In proposito il Collegio rammenta che – in assenza di una determinazione di una “soglia minima” di reddito mediante una norma di rango primario – il Ministero degli interni ha da tempo ritenuto di fissare ex ante dei parametri minimi indefettibili di reddito - in ragione di una valutazione a monte circa la congruità degli stessi a garantire l’autosufficienza economica del richiedente - facendo riferimento a quelli che, ai sensi dell'art. 3 del D.L. 25.11.89 n. 382, consentono di ritenere esentati dalla partecipazione alla spesa sanitaria i titolari di pensione di vecchiaia con reddito imponibile fino a € 8.263,31, incrementato fino a € 11.362,05 di reddito complessivo in presenza del coniuge a carico e in ragione di ulteriori € 516,00 per ogni figlio a carico.

Tale soglia - espressamente richiamata nell’ambito del procedimento al centro del presente giudizio – è stata ritenuta congrua dalla giurisprudenza in materia proprio in quanto indicatore di un livello di adeguatezza reddituale che consente al richiedente di mantenere in modo idoneo e continuativo sé e la famiglia, senza gravare negativamente sulla comunità nazionale (Cons. Stato, sez. IV, 17 luglio 2000, n. 3958).

Il parametro appena riportato costituisce quindi un requisito minimo indefettibile, per cui l'insufficienza del reddito dichiarato può costituire - ex se - causa idonea a giustificare il diniego di cittadinanza, anche nei confronti di un soggetto che risulti sotto ogni altro profilo bene integrato nella collettività, con una regolare situazione di vita familiare e di lavoro (la persistenza di tale situazione è comunque assicurata dal permesso di soggiorno per soggiornanti di lungo periodo UE).

La legittimità della suddetta valutazione è stata affermata anche dalla giurisprudenza costante in materia, condivisa anche da questa Sezione (Tar Lazio, sez. V bis, n. 1590/22;
1698/22;
1724/22;
sez. I ter, 31 dicembre 2021, n. 13690;
6 settembre 2019, n. 10791;
Tar Lazio, sez. II quater, 2 febbraio 2015, n. 1833;
13 maggio 2014, n. 4959;
3 marzo 2014, n. 2450;
18 febbraio 2014, n. 1956, 10 dicembre 2013, n. 10647;
Cons. Stato sez. I, parere n. 240/2021;
parere n. 2152/2020;
Cons. Stato, sez. III, 18 marzo 2019, n. 1726).

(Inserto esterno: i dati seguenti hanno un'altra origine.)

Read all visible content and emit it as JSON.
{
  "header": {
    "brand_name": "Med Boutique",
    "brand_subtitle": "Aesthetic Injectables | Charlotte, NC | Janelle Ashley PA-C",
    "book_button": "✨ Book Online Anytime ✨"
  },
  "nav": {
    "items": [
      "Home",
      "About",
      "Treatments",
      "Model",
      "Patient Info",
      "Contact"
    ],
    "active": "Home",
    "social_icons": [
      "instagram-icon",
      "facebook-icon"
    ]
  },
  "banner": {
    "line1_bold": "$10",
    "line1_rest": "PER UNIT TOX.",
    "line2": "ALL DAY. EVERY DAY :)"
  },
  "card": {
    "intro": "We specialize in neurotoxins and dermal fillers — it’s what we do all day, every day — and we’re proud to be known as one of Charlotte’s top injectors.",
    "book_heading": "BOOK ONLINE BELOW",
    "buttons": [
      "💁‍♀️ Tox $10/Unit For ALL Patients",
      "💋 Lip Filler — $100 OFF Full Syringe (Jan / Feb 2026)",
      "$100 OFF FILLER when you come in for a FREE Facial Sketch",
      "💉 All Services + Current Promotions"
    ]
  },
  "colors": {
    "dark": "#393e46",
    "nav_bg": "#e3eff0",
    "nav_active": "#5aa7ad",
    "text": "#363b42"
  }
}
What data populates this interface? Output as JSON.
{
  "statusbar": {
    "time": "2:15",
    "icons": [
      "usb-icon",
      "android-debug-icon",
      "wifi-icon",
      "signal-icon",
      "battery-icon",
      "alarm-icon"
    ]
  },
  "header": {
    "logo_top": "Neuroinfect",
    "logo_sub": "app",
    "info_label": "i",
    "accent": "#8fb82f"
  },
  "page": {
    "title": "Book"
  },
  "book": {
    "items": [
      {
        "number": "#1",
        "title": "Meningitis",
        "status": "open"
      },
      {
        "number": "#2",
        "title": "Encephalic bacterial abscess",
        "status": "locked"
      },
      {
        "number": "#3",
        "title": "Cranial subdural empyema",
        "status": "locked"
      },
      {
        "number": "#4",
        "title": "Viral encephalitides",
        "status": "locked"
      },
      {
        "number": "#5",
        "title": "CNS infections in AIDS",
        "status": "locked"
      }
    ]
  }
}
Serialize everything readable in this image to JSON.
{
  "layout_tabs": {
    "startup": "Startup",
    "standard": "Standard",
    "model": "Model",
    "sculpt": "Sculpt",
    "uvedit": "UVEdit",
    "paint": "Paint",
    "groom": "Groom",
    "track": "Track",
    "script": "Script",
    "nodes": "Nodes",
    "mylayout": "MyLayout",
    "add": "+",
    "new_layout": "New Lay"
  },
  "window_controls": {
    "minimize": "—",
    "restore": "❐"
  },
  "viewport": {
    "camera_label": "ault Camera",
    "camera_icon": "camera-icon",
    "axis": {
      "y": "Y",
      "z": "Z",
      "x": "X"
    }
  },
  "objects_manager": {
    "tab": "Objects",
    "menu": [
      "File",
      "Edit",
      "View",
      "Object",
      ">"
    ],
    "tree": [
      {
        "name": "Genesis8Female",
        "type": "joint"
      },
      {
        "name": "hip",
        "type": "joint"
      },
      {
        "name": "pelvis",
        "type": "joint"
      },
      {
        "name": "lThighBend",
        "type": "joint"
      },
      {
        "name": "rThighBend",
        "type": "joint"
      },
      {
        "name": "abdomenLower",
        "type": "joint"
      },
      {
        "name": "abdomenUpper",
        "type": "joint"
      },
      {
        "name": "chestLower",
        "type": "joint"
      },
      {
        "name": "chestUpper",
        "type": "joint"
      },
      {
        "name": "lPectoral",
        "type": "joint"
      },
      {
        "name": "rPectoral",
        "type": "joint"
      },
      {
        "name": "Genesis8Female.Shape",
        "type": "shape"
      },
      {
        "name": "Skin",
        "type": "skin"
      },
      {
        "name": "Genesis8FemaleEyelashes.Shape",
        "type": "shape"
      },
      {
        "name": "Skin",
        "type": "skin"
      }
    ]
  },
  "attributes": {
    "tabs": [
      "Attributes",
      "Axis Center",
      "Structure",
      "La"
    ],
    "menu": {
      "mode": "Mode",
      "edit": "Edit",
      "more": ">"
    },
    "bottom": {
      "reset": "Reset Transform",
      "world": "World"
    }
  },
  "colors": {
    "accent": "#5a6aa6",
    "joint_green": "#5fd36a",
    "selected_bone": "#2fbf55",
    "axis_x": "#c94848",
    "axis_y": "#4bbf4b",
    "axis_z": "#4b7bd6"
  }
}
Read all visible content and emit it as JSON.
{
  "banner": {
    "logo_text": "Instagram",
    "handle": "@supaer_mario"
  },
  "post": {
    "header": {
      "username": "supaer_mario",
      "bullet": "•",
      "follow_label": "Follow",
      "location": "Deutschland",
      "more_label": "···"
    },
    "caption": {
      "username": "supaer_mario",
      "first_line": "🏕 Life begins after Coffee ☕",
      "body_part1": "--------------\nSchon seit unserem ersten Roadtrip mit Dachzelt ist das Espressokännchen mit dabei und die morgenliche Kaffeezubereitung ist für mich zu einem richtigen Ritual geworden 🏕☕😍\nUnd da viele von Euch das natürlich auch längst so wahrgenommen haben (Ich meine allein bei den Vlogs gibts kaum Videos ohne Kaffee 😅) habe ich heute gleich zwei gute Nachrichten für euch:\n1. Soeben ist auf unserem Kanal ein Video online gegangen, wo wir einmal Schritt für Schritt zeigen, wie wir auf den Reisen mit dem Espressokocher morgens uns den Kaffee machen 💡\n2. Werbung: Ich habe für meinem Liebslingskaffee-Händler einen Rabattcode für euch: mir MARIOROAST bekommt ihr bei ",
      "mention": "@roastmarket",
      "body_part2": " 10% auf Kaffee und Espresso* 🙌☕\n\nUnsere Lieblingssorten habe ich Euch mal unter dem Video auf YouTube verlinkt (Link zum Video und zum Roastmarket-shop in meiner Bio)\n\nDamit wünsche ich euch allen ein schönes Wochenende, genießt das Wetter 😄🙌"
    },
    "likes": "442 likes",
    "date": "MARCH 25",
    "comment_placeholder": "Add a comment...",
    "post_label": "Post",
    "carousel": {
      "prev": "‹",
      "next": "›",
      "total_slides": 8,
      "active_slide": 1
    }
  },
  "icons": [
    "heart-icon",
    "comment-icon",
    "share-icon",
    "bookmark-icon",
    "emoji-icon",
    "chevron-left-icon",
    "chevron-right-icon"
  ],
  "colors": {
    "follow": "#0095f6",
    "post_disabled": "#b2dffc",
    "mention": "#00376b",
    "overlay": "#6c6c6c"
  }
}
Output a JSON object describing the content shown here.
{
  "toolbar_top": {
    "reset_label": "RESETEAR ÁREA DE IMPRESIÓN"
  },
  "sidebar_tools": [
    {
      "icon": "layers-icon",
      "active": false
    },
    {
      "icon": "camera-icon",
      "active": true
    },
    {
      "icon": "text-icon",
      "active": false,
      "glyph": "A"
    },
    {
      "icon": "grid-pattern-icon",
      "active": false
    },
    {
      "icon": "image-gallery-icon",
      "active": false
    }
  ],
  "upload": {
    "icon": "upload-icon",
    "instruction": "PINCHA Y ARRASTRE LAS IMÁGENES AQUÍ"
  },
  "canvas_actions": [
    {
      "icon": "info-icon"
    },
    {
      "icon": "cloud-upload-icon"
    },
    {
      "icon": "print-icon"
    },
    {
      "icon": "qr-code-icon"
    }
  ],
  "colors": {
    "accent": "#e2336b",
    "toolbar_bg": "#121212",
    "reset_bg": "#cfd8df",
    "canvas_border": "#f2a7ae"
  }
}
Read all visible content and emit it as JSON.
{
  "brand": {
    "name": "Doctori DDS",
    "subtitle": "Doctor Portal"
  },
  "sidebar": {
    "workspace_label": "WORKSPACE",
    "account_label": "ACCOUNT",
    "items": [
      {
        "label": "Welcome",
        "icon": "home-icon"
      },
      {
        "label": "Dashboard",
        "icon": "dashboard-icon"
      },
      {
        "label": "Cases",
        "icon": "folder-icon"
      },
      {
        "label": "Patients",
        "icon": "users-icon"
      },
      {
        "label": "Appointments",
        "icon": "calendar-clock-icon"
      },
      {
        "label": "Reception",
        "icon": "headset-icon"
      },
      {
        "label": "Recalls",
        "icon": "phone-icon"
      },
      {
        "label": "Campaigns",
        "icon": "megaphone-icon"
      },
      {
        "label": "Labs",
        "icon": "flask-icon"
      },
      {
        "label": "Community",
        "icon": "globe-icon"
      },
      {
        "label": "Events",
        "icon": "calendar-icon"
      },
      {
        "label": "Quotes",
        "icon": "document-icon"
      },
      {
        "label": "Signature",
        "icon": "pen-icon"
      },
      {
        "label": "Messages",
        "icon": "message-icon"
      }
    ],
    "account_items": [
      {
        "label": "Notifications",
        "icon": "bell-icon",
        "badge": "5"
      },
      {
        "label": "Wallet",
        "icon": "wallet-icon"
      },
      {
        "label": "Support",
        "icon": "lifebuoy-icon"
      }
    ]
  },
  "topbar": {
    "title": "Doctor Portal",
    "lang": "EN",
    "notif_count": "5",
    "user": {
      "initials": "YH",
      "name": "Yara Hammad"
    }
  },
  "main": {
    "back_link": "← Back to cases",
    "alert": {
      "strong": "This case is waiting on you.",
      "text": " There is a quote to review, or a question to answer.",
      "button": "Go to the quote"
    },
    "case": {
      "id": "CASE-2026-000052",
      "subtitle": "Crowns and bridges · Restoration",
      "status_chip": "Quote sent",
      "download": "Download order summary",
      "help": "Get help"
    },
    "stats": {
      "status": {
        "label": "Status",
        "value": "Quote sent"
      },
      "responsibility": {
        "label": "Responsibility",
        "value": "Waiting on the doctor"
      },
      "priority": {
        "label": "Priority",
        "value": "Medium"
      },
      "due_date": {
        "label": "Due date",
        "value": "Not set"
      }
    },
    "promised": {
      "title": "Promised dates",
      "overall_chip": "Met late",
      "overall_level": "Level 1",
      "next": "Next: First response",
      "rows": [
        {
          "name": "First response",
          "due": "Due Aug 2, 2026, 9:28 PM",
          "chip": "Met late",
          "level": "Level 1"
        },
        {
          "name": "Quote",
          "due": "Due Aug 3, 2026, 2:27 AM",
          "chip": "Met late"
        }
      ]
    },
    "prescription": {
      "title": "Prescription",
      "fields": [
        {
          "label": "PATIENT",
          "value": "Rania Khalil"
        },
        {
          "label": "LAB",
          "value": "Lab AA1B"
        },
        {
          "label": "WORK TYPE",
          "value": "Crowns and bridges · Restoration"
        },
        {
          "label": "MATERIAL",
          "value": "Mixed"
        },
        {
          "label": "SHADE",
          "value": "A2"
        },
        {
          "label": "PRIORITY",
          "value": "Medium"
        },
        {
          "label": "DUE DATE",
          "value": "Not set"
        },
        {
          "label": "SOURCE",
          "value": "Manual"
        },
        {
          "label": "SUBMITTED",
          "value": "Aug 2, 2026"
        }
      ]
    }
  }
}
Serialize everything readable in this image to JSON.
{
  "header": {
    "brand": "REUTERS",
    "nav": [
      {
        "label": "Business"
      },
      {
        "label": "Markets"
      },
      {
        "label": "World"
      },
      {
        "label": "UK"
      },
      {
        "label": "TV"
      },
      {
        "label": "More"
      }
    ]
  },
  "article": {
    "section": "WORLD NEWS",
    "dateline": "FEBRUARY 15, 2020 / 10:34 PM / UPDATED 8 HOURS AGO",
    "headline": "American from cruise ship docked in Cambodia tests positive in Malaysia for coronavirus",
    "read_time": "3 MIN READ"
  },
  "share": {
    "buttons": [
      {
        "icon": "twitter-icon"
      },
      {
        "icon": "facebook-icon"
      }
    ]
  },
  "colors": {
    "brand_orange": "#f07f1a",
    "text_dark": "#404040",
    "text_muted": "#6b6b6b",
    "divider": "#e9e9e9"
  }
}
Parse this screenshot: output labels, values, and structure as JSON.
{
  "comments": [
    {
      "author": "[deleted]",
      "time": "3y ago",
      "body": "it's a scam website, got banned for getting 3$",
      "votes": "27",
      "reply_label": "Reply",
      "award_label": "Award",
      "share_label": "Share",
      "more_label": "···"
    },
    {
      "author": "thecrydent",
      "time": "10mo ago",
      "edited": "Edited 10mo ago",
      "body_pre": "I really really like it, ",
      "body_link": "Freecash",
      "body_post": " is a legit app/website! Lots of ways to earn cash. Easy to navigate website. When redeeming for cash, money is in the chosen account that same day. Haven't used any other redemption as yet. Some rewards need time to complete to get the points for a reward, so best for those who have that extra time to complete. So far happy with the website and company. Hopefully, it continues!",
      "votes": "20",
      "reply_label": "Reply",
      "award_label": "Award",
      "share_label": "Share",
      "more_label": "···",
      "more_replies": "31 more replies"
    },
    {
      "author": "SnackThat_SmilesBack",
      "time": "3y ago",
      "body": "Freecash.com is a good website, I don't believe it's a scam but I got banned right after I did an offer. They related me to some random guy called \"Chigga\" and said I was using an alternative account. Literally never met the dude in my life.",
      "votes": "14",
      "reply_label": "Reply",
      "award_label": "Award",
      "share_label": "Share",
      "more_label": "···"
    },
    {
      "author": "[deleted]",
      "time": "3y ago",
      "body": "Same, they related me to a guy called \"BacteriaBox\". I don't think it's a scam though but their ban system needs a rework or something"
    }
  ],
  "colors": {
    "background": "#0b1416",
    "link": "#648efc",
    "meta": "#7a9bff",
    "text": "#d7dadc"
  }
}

Nella fattispecie in esame, il Ministero ha comprovato l’assenza del requisito reddituale riferita al periodo 2012 – 2017 (ovvero per l’intero triennio antecedente la presentazione dell’istanza e pure durante il periodo di istruzione della stessa) senza peraltro ricevere contestazioni e/o smentite dal ricorrente il quale, viceversa, si è limitato sostenere il raggiungimento del requisito nel triennio 2019/2021 ovvero nelle more della definizione del presente giudizio.

Siffatta sopravvenienza rispetto agli atti impugnati non può inficiarne ex post la validità, con conseguente infondatezza del ricorso il quale pertanto va respinta.

E ciò ferma sempre restando la possibilità per il ricorrente di presentare una nuova domanda di naturalizzazione ove potrà senz’altro valorizzare la conseguita posizione di stabilità economica unitamente agli altri elementi che concorrono ai fini del rilascio dell’auspicato provvedimento concessorio.

Le spese di giudizio possono essere compensate in virtù della peculiarità delle questioni trattate.